Over her mother's despairing protestations and to the passive-aggressive chagrin of the mistress of the house (Karine Teles), Jessica is soon installed in the well-appointed guest room, is dining at the family table and even bathing in the backyard pool.

This latter transgression is likely a nod to another of Muylaert's professed points of reference, Argentine drama La Cienaga by Lucrecia Martel.
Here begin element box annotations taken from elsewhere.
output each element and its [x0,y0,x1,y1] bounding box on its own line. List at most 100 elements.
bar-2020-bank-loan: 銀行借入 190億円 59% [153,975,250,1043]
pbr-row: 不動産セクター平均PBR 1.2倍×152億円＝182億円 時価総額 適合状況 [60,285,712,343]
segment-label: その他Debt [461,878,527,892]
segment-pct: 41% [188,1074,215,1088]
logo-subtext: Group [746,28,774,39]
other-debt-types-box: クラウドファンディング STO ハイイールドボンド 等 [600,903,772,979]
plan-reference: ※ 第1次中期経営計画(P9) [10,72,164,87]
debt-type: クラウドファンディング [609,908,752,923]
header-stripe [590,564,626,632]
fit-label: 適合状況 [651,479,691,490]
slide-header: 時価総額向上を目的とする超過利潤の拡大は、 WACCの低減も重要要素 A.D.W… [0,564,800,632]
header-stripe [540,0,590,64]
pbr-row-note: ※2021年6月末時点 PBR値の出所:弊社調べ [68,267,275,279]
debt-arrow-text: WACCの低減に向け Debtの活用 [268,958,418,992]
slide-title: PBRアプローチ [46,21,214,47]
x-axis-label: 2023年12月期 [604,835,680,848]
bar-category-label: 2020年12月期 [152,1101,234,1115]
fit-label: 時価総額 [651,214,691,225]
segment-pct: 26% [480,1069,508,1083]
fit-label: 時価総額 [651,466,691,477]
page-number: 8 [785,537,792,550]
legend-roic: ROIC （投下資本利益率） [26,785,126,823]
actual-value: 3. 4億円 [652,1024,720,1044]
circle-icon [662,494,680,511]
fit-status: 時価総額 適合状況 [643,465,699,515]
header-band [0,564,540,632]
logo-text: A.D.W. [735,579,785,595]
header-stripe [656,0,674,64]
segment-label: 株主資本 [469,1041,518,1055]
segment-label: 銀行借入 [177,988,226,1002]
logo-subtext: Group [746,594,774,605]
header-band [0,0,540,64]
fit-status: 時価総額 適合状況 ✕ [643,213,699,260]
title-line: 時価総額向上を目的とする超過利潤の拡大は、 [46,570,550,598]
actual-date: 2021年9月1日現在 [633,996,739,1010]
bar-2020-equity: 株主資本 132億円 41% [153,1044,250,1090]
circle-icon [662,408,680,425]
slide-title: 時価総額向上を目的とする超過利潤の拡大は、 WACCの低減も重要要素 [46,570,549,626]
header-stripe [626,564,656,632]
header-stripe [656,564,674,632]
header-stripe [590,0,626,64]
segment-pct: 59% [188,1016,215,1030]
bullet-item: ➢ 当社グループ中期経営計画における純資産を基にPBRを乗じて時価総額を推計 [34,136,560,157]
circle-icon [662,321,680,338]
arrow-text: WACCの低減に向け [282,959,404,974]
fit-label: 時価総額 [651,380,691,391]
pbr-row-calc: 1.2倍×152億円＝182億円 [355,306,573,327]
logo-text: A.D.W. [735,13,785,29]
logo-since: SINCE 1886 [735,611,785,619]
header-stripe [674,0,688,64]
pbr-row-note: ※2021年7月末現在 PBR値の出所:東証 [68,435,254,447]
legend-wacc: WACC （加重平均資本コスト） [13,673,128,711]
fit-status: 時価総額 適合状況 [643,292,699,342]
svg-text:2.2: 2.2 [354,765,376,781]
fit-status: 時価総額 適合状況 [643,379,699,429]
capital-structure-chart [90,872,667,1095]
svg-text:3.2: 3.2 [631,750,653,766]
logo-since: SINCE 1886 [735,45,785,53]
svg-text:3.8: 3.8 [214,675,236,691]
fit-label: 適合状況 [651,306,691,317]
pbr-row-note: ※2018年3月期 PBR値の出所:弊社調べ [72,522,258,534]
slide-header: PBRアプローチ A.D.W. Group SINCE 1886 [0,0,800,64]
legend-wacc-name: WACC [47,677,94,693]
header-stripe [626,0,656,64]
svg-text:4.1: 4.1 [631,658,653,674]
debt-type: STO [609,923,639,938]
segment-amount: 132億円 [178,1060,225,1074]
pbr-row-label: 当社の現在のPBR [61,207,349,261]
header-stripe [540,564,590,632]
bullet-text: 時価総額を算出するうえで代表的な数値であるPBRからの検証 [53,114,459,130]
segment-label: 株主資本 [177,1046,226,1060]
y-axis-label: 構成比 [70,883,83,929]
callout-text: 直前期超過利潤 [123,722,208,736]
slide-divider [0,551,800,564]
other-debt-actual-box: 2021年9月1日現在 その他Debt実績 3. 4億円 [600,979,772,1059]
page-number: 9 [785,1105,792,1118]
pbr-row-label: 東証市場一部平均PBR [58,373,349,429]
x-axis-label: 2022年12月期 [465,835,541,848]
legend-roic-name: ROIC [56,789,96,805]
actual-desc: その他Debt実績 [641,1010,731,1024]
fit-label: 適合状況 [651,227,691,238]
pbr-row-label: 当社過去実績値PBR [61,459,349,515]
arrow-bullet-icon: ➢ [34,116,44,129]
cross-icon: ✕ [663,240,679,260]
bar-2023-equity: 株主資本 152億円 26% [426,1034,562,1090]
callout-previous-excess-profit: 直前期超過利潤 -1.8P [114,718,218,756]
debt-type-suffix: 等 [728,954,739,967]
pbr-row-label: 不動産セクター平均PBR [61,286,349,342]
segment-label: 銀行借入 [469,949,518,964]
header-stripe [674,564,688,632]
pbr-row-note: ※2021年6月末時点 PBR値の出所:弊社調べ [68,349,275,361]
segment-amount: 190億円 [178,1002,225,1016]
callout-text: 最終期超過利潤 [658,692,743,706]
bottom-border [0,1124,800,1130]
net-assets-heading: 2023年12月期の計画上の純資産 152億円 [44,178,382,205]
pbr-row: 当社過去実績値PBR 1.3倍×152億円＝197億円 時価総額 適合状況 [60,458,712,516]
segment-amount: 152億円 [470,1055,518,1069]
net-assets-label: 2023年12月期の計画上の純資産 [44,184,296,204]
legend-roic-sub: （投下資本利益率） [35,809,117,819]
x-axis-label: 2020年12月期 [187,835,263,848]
Martel memorably employed a murky swimming pool as a metaphor for bourgeois malaise, encircling it with a privileged but dysfunctional family of listless, dissolute lushes.

For her part, Muylaert is more charitable to her well-to-do subjects, in part because they aren't her focus. While their sense of entitlement is obvious, The Second Mother is mostly concerned with the relationship between Val and Jessica, and how exposure to her daughter's forthright expectation of equality and eager efforts to better herself gradually help the former to recognize, and potentially escape, her own marginalization.

Next to Filho's and Martel's films, Muylaert's relatively optimistic take on Latin American class politics is more accessible in every regard. And while it may not court the same kind of cinephilic adulation as those darker, more formally daring works, it's poised to nurture a broad and appreciative audience, both in Brazil and beyond.